Here’s how that looks:

function getopts_extra_args() {
    declare -i i=1
    while [ "${OPTIND}" -le "$#" -a "${!OPTIND:0:1}" != "-" ]; do
        OPTARG[i]=${!OPTIND}
        (( i++, OPTIND++ ))
    done
}

Here it is good to note that the first value of OPTARG will be equal to what $OPTARG would normally be, and any additional values will only be stored in indices starting from 1. Therefore, when we unravel this array, we need to start from index=1 if we want only the additional arguments.

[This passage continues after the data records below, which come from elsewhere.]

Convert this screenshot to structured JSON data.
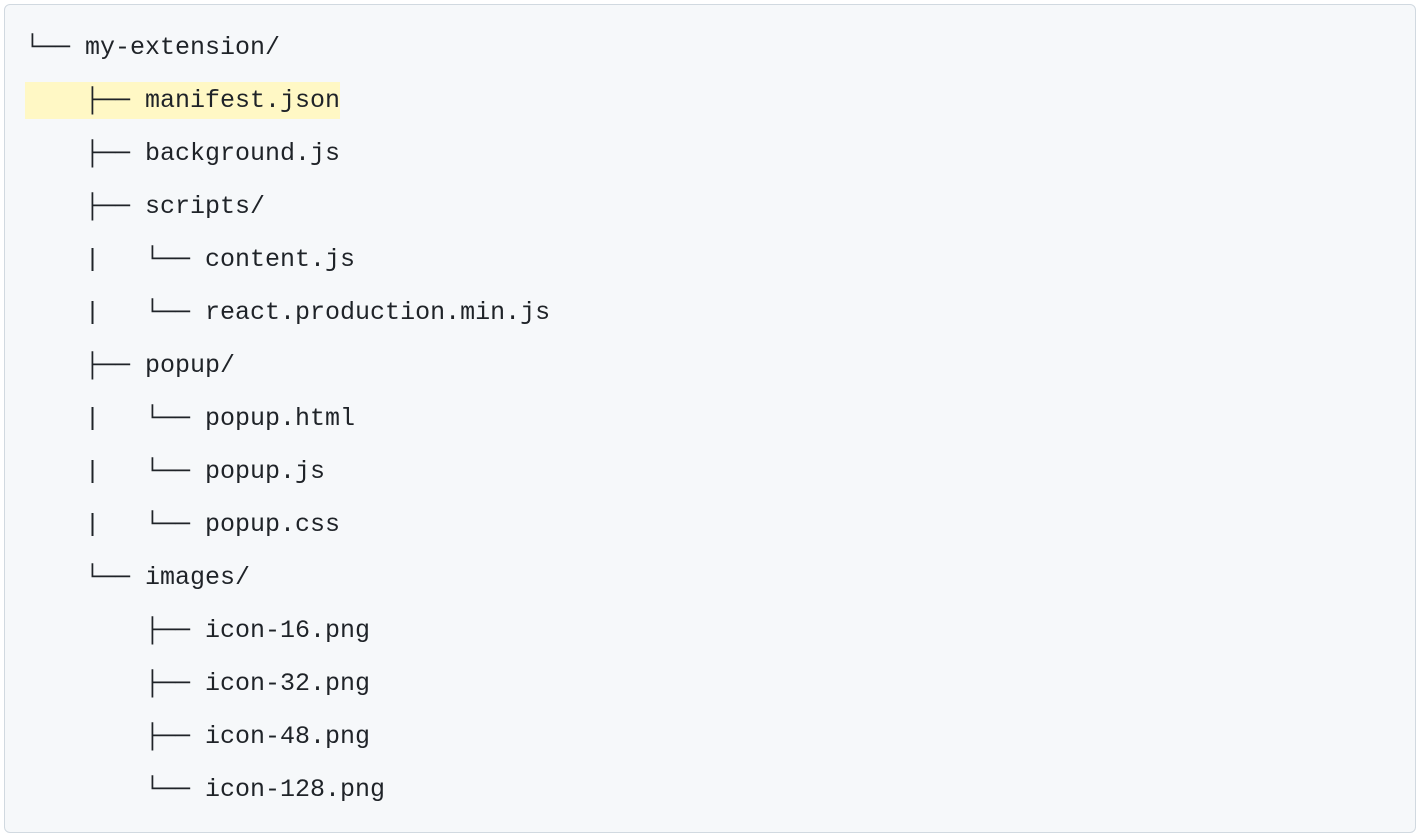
{
  "tree": {
    "lines": [
      {
        "prefix": "└── ",
        "name": "my-extension/",
        "highlighted": false
      },
      {
        "prefix": "    ├── ",
        "name": "manifest.json",
        "highlighted": true
      },
      {
        "prefix": "    ├── ",
        "name": "background.js",
        "highlighted": false
      },
      {
        "prefix": "    ├── ",
        "name": "scripts/",
        "highlighted": false
      },
      {
        "prefix": "    |   └── ",
        "name": "content.js",
        "highlighted": false
      },
      {
        "prefix": "    |   └── ",
        "name": "react.production.min.js",
        "highlighted": false
      },
      {
        "prefix": "    ├── ",
        "name": "popup/",
        "highlighted": false
      },
      {
        "prefix": "    |   └── ",
        "name": "popup.html",
        "highlighted": false
      },
      {
        "prefix": "    |   └── ",
        "name": "popup.js",
        "highlighted": false
      },
      {
        "prefix": "    |   └── ",
        "name": "popup.css",
        "highlighted": false
      },
      {
        "prefix": "    └── ",
        "name": "images/",
        "highlighted": false
      },
      {
        "prefix": "        ├── ",
        "name": "icon-16.png",
        "highlighted": false
      },
      {
        "prefix": "        ├── ",
        "name": "icon-32.png",
        "highlighted": false
      },
      {
        "prefix": "        ├── ",
        "name": "icon-48.png",
        "highlighted": false
      },
      {
        "prefix": "        └── ",
        "name": "icon-128.png",
        "highlighted": false
      }
    ]
  }
}
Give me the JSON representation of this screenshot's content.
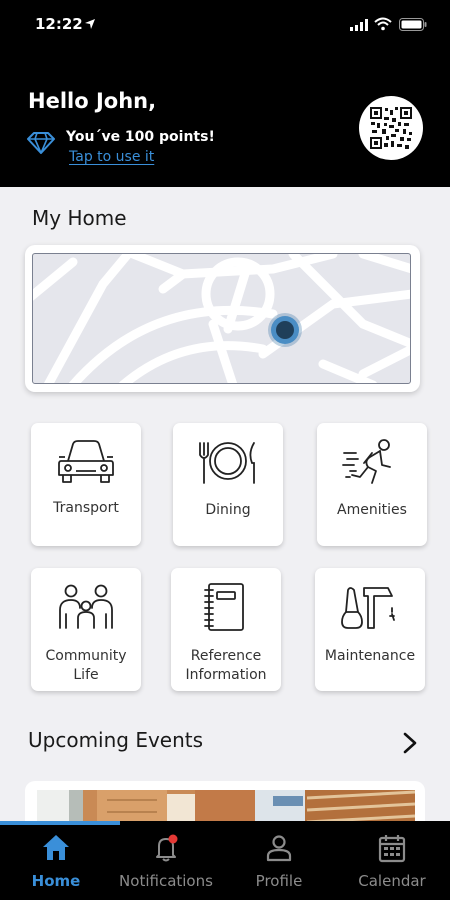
{
  "status": {
    "time": "12:22"
  },
  "header": {
    "greeting": "Hello John,",
    "points_text": "You´ve 100 points!",
    "tap_link": "Tap to use it"
  },
  "my_home": {
    "title": "My Home"
  },
  "services": [
    {
      "label": "Transport",
      "icon": "car-icon"
    },
    {
      "label": "Dining",
      "icon": "dining-icon"
    },
    {
      "label": "Amenities",
      "icon": "running-icon"
    },
    {
      "label": "Community Life",
      "icon": "family-icon"
    },
    {
      "label": "Reference Information",
      "icon": "notebook-icon"
    },
    {
      "label": "Maintenance",
      "icon": "tools-icon"
    }
  ],
  "events": {
    "title": "Upcoming Events"
  },
  "tabs": [
    {
      "label": "Home",
      "icon": "home-icon",
      "active": true
    },
    {
      "label": "Notifications",
      "icon": "bell-icon",
      "active": false
    },
    {
      "label": "Profile",
      "icon": "person-icon",
      "active": false
    },
    {
      "label": "Calendar",
      "icon": "calendar-icon",
      "active": false
    }
  ],
  "colors": {
    "accent": "#3a8fd9",
    "header_bg": "#000000",
    "map_marker": "#2e6e9e",
    "badge": "#e53935"
  }
}
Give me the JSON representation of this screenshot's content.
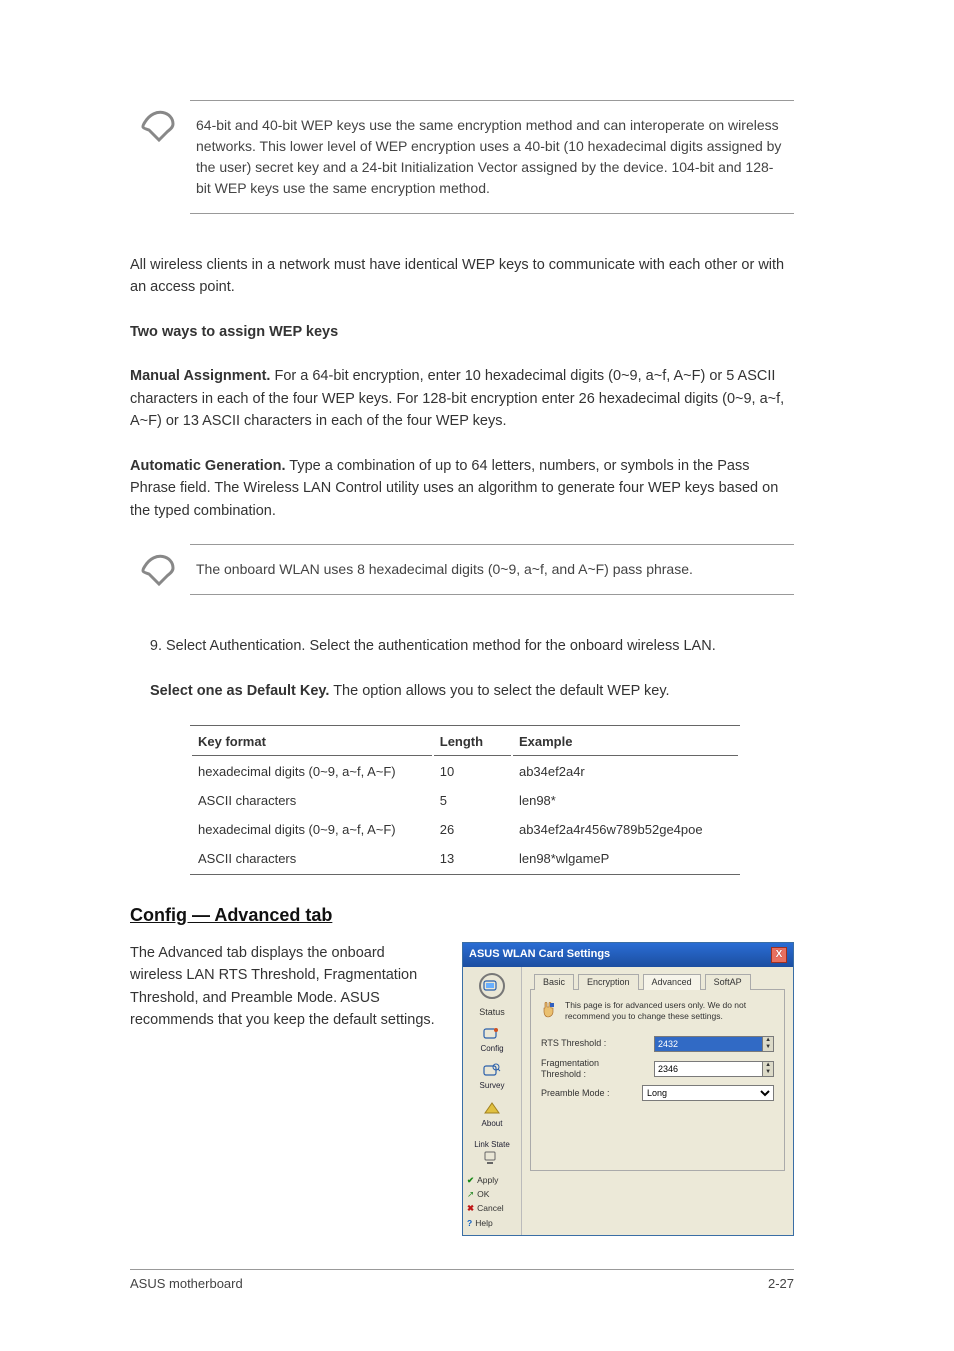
{
  "notes": {
    "note1": "64-bit and 40-bit WEP keys use the same encryption method and can interoperate on wireless networks. This lower level of WEP encryption uses a 40-bit (10 hexadecimal digits assigned by the user) secret key and a 24-bit Initialization Vector assigned by the device. 104-bit and 128-bit WEP keys use the same encryption method.",
    "note2": "The onboard WLAN uses 8 hexadecimal digits (0~9, a~f, and A~F) pass phrase."
  },
  "paragraphs": {
    "p1": "All wireless clients in a network must have identical WEP keys to communicate with each other or with an access point.",
    "p1b": "Two ways to assign WEP keys",
    "p2_label": "Manual Assignment.",
    "p2": " For a 64-bit encryption, enter 10 hexadecimal digits (0~9, a~f, A~F) or 5 ASCII characters in each of the four WEP keys. For 128-bit encryption enter 26 hexadecimal digits (0~9, a~f, A~F) or 13 ASCII characters in each of the four WEP keys.",
    "p3_label": "Automatic Generation.",
    "p3": " Type a combination of up to 64 letters, numbers, or symbols in the Pass Phrase field. The Wireless LAN Control utility uses an algorithm to generate four WEP keys based on the typed combination.",
    "p4": "Select Authentication. Select the authentication method for the onboard wireless LAN.",
    "p5_label": "Select one as Default Key.",
    "p5": " The option allows you to select the default WEP key."
  },
  "table": {
    "headers": [
      "Key format",
      "Length",
      "Example"
    ],
    "rows": [
      [
        "hexadecimal digits (0~9, a~f, A~F)",
        "10",
        "ab34ef2a4r"
      ],
      [
        "ASCII characters",
        "5",
        "len98*"
      ],
      [
        "hexadecimal digits (0~9, a~f, A~F)",
        "26",
        "ab34ef2a4r456w789b52ge4poe"
      ],
      [
        "ASCII characters",
        "13",
        "len98*wlgameP"
      ]
    ]
  },
  "advanced": {
    "heading": "Config — Advanced tab",
    "body": "The Advanced tab displays the onboard wireless LAN RTS Threshold, Fragmentation Threshold, and Preamble Mode. ASUS recommends that you keep the default settings."
  },
  "window": {
    "title": "ASUS WLAN Card Settings",
    "close": "X",
    "sidebar": {
      "items": [
        {
          "label": "Status"
        },
        {
          "label": "Config"
        },
        {
          "label": "Survey"
        },
        {
          "label": "About"
        },
        {
          "label": "Link State"
        }
      ],
      "buttons": {
        "apply": "Apply",
        "ok": "OK",
        "cancel": "Cancel",
        "help": "Help"
      }
    },
    "tabs": [
      "Basic",
      "Encryption",
      "Advanced",
      "SoftAP"
    ],
    "active_tab": 2,
    "note": "This page is for advanced users only. We do not recommend you to change these settings.",
    "fields": {
      "rts_label": "RTS Threshold :",
      "rts_value": "2432",
      "frag_label": "Fragmentation Threshold :",
      "frag_value": "2346",
      "preamble_label": "Preamble Mode :",
      "preamble_value": "Long"
    }
  },
  "footer": {
    "left": "ASUS motherboard",
    "right": "2-27"
  }
}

With that kept in mind, in the affected case we can call this function:

while getopts "d:i:c" OPT; do
    case $OPT in
        d) getopts_extra_args "$@"
           extra_settings=("${OPTARG[@]}")
           provider="$OPTARG"
           download_src_files "$provider" ;;
        i) target="$OPTARG"
           insert_from_csv "$target" ;;
        c) run_cleanup ;;
    esac
done

This now gives access to many arguments when the option -d is called:

function download_src_files() {
   extra_settings_len=${#extra_settings[*]}
   for (( x=1; x<$extra_settings_len; x++ )); do
       echo ${extra_settings[$x]}
   done
}

Let’s try it out, assuming we have an example function like

function download_src_files() {
   echo ${FUNCNAME[0]}
   echo $1
   extra_settings_len=${#extra_settings[*]}
   for (( x=1; x<$extra_settings_len; x++ )); do
       echo ${extra_settings[$x]}
   done
}

Running bash script.sh -d example setting1 setting2 should output:

download_src_files
example
setting1
setting2

If you needed multiple arguments for the i flag as well, simply do the same thing, but with a new variable other than extra_settings.

I.e.

while getopts "d:i:c" OPT; do
    case $OPT in
        d) getopts_extra_args "$@"
           extra_settings=("${OPTARG[@]}")
           provider="$OPTARG"
           download_src_files "$provider" ;;
        i) getopts_extra_args "$@"
           extra_settings2=("${OPTARG[@]}")
           target="$OPTARG"
           insert_from_csv "$target" ;;
        c) run_cleanup ;;
    esac
done

Adding an example function:

function insert_from_csv() {
   echo ${FUNCNAME[0]}
   echo $1
   extra_settings2_len=${#extra_settings2[*]}
   for (( x=1; x<$extra_settings2_len; x++ )); do
       echo ${extra_settings2[$x]}
   done
}

Running bash script.sh -d example setting1 setting2 -i example2 setting3 setting4 should output:

download_src_files
example
setting1
setting2
insert_from_csv
example2
setting3
setting4

This can be done to as many options as needed.

I hope this post has convinced you on the utility of getopts and will be a valuable addition to your future scripts.